Colorectal Cancer: Be informed if you are a candidate for an ostomy reversal
By Joanna Burgess-Stocks, BSN, RN, CWOCN
- Not everyone who has an ostomy as a result of colorectal cancer and other diseases will have the option of having their ostomy reversed. Some people will need to keep their ostomy for life.
- Your surgeon will determine when an ostomy will be reversed. There are many factors that determine a reversal such as the extent of the disease, a patient’s overall health and treatment process (radiation and chemotherapy). Most patients with temporary ostomies will have the ostomy for about 3-6 months.
- Surgery for reversal of an ostomy is usually much less involved than the surgery that you had to create the ostomy. So if you are feeling nervous, keep that in mind.

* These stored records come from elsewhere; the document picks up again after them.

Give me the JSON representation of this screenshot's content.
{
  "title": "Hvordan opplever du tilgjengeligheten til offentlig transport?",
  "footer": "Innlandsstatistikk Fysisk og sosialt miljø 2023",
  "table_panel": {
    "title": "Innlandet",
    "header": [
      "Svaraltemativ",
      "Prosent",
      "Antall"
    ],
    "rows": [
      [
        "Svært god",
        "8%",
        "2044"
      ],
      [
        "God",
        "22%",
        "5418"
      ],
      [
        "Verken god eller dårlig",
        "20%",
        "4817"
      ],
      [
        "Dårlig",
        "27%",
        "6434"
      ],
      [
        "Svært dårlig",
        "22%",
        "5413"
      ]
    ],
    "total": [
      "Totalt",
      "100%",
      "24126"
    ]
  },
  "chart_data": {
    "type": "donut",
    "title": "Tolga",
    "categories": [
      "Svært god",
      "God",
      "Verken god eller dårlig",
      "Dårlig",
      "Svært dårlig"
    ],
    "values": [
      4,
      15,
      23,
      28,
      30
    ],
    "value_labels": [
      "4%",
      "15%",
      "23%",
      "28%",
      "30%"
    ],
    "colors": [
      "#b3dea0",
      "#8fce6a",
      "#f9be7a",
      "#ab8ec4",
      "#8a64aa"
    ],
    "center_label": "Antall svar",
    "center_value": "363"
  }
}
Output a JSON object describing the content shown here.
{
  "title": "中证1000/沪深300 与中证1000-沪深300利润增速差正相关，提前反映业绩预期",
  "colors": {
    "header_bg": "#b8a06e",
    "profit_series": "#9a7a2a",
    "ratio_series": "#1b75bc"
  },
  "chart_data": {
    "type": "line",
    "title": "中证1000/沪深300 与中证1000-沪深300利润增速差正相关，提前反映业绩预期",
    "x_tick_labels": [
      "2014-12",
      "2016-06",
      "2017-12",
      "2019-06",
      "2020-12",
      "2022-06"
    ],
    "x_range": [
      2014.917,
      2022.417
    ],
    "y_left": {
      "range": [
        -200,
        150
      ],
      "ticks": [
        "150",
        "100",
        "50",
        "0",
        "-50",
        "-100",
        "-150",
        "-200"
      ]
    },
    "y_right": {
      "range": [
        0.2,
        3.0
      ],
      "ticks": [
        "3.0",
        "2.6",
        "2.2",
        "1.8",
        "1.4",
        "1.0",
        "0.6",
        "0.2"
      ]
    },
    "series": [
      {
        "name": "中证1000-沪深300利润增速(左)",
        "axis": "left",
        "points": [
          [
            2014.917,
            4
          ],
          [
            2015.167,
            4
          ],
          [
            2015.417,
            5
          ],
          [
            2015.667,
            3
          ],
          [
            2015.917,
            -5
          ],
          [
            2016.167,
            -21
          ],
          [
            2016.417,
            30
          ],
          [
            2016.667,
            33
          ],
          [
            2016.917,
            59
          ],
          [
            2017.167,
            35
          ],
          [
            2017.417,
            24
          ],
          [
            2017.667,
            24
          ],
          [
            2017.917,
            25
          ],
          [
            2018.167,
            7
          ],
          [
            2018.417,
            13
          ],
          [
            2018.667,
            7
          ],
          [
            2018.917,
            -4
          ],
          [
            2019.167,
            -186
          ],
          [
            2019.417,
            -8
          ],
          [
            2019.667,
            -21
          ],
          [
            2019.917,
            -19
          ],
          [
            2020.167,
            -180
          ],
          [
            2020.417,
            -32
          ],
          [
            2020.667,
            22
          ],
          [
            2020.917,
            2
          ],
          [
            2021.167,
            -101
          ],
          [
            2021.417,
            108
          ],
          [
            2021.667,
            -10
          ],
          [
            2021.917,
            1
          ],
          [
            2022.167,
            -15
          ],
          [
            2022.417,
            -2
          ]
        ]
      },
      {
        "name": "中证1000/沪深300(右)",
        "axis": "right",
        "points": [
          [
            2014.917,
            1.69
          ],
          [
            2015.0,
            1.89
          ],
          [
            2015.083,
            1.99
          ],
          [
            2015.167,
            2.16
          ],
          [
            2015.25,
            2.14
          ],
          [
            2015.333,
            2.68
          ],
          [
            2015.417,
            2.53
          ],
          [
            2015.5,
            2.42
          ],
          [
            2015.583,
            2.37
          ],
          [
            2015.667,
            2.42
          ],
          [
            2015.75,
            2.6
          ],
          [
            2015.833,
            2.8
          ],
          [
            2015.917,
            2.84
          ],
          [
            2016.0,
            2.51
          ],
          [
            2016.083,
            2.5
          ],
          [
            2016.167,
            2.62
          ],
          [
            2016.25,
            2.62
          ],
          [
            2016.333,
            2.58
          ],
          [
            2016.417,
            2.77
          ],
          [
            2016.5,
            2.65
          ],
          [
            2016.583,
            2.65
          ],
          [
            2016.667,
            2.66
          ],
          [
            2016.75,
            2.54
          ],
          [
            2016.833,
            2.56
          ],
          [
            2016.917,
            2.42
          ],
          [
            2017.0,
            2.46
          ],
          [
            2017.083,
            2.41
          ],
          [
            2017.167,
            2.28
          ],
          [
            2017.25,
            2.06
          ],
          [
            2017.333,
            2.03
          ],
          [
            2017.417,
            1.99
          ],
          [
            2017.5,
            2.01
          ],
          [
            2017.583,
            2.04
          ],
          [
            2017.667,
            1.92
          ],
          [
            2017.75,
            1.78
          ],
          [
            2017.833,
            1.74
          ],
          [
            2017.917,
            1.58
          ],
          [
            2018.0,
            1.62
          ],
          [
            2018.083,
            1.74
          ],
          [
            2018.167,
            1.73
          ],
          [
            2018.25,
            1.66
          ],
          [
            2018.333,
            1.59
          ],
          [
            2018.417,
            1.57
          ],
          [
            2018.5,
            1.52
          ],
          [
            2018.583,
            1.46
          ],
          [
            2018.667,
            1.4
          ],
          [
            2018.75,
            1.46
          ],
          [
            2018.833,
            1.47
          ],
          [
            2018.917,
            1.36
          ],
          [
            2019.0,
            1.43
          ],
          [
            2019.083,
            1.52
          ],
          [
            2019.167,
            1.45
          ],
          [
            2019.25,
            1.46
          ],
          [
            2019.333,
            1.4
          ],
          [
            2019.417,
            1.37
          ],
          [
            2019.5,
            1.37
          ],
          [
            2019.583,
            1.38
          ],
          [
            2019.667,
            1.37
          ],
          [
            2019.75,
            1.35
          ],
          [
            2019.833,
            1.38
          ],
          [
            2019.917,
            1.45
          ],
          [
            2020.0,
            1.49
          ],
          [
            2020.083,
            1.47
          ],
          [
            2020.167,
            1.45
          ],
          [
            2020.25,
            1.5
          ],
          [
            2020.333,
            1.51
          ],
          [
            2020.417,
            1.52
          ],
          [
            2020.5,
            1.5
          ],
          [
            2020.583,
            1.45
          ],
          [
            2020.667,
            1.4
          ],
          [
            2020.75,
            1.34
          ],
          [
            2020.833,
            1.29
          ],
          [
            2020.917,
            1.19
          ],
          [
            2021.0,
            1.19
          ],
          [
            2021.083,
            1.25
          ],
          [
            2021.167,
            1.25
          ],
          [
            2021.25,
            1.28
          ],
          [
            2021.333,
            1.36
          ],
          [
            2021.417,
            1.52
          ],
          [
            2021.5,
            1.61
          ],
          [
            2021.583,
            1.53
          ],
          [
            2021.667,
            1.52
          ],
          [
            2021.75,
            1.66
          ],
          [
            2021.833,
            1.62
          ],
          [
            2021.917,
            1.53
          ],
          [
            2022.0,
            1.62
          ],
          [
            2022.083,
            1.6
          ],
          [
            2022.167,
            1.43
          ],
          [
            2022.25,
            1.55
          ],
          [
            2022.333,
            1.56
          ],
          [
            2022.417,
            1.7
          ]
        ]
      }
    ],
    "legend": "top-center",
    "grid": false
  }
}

A typical hospital course is 3-4 days on average.
- For some patients, interrupting bowel function with a temporary ileostomy increases the chances that you will experience alterations in bowel function after reversal of your stoma. These symptoms can include rectal urgency, frequency, fragmentation of stool and incontinence. It is important that you notify your surgeon as soon as possible with these symptoms. Treatment includes behavioral strategies based on the symptoms and includes dietary modifications, incontinence products, skin care (use of barrier creams such as zinc oxide) and medications such as loperamide. More involved but helpful recommendations are pelvic muscle retraining (PMR) to regain sphincter strength and biofeedback. This therapy is done by a highly trained physical therapist.
- Some physical therapists recommend PMR prior to surgery or radiation to assess muscles and teach strategies for ongoing muscle strengthening that can be carried over after surgery. This helps to address any coordination or existing weakness prior to radiation due to chemo or post-operative recovery. If PMR is recommended after surgery, it is best to wait at least 6 weeks and with the surgeon’s approval.